The FBI recently admitted in open court that there have been times when they have misused this technology to listen in on conversations that were not terrorist related. The ACLU and other groups are concerned about the potential abuse of this new technology.

Apparently the only sure way to ensure that your conversations cannot be overheard is to remove the battery from the cell phone.

While this is disturbing for Americans, being overheard by someone is nothing new for followers of God. After all we have know for centuries that we cannot escape from God’s presence (See Psalm 139:7-12). Theologians call this the omnipresence of God and when you couple that with another of His divine attributes his omniscience (God knows everything) we know that nothing can be hidden from Him. Since He sees all and knows all, we can be assured that He also knows what is best for us.

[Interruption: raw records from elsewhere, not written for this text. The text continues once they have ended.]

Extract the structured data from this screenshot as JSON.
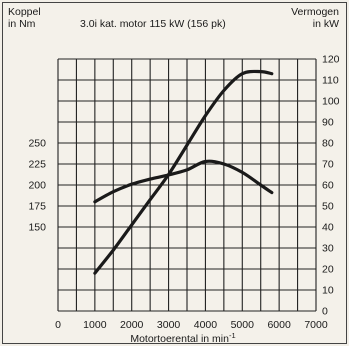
{
  "chart_data": {
    "type": "line",
    "title": "3.0i kat. motor 115 kW (156 pk)",
    "left_axis_title": [
      "Koppel",
      "in Nm"
    ],
    "right_axis_title": [
      "Vermogen",
      "in kW"
    ],
    "xlabel": "Motortoerental in min",
    "xlabel_superscript": "-1",
    "xlim": [
      0,
      7000
    ],
    "x_ticks": [
      "0",
      "1000",
      "2000",
      "3000",
      "4000",
      "5000",
      "6000",
      "7000"
    ],
    "left_ylim": [
      150,
      250
    ],
    "left_ticks": [
      "150",
      "175",
      "200",
      "225",
      "250"
    ],
    "right_ylim": [
      0,
      120
    ],
    "right_ticks": [
      "0",
      "10",
      "20",
      "30",
      "40",
      "50",
      "60",
      "70",
      "80",
      "90",
      "100",
      "110",
      "120"
    ],
    "grid": true,
    "series": [
      {
        "axis": "left",
        "x": [
          1000,
          1500,
          2000,
          2500,
          3000,
          3500,
          4000,
          4500,
          5000,
          5500,
          5800
        ],
        "y": [
          180,
          192,
          201,
          207,
          212,
          218,
          228,
          225,
          215,
          200,
          191
        ]
      },
      {
        "axis": "right",
        "x": [
          1000,
          1500,
          2000,
          2500,
          3000,
          3500,
          4000,
          4500,
          5000,
          5500,
          5800
        ],
        "y": [
          18,
          29,
          41,
          53,
          65,
          79,
          93,
          105,
          113,
          114,
          113
        ]
      }
    ]
  }
}
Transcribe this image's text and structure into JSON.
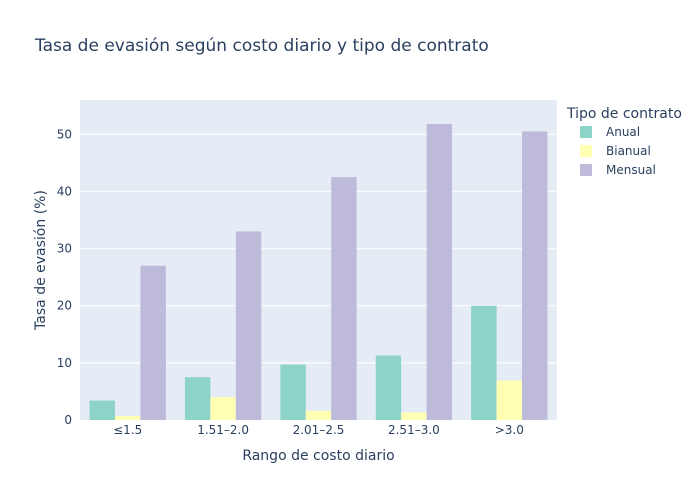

If you are concerned about what others might hear you say, how much more should we guard our tongues because our Father is listening after all we all know that “POS” is true for every believer.


Pastor Val

Tuesday, October 23, 2007

New Beginnings

Today I begin a new blog. For years I’ve sent emails to my various ministry groups to encourage and inform them. My hope is that this blog will act much like my emails of the past.

I chose the name AncientFuture Mariner for this blog to describe the journey that I have been on for the last few years. Robert Webber, my friend and mentor, coined this concept as it applies to our understanding of the faith of the early church that once again resonates with the postmodern society, a society that is becoming more and more prevalent today. The society that we find ourselves dealing with is not the modernistic society of our parents. Rather this post Christian society of America is much like the society the early church found itself striving to reach in the first century, a society that is predominately non Christian, multicultural and poly-religious.

In this blog I expect to address areas of interest in the church, family and society at large from a Biblical perspective. My hope is that you will find this blog to be informative, occasionally humorous, and from time to time even thought provoking.